Drivng back from the Gloucester district a few weeks ago, I passed above the very steep and narrow, very special gully near Dungog where a remnant rainforest of giant trees like figs and stinging trees and white cedars stand tall and proud amidst a dense jungle of vines competing for the light.
I am always freshly struck by the sight of this small pocket of grandeur, a reminder of how so much of the country around here must have been like once.
This time, however, my eye caught unusual splashes of white high up in a native fig. It was some distance downhill before I could pull over and walk back.
Thanks to the magic of my zoom lens, I could be sure that they were King Orchids (Dendrobium speciosum, var. hillii) Hundreds of feet up, several fat clumps of them had colonised in forks of the trunk, clinging on with their fleshy fingers as they climbed along the broad branches. A staghorn shared their treehouse.

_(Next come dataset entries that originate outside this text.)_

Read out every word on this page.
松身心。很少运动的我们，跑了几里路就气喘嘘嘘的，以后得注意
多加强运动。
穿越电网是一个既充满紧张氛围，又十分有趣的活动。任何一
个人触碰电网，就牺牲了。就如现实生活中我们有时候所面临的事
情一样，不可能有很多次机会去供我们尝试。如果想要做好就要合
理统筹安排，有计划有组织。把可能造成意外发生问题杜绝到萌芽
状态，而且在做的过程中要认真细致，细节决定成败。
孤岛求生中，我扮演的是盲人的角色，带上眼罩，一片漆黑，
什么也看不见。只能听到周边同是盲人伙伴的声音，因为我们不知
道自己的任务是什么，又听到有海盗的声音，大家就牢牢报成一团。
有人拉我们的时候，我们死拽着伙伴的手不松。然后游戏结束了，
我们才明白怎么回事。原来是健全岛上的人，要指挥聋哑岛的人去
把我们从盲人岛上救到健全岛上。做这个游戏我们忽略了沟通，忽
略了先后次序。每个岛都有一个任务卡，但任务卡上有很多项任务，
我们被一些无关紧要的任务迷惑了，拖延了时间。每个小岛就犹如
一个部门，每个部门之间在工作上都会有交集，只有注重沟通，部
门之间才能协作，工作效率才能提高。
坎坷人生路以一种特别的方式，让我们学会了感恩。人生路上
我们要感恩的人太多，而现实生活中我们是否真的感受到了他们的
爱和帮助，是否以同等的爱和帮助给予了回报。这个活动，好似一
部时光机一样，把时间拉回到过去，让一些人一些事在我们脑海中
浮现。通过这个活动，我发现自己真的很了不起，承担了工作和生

These spectacular sprays of white were even more so because they were here in this special, natural place – no gardener had placed them there.
At the time, my orphaned clumps of the same orchid had been still in bud, my place being so much higher in altitude.
Now, their turn has come.
Grounded, they are closer to me and I can see their colour range from cream to white, the dab of yellow in each throat, and the tiny maroon ‘freckles’ that lead to it. And I can smell them — honeysweet like wattle, but with an edge of musk.
They are part of the view from my outdoor loo, which will tell you partly why it was designed deliberately door-less.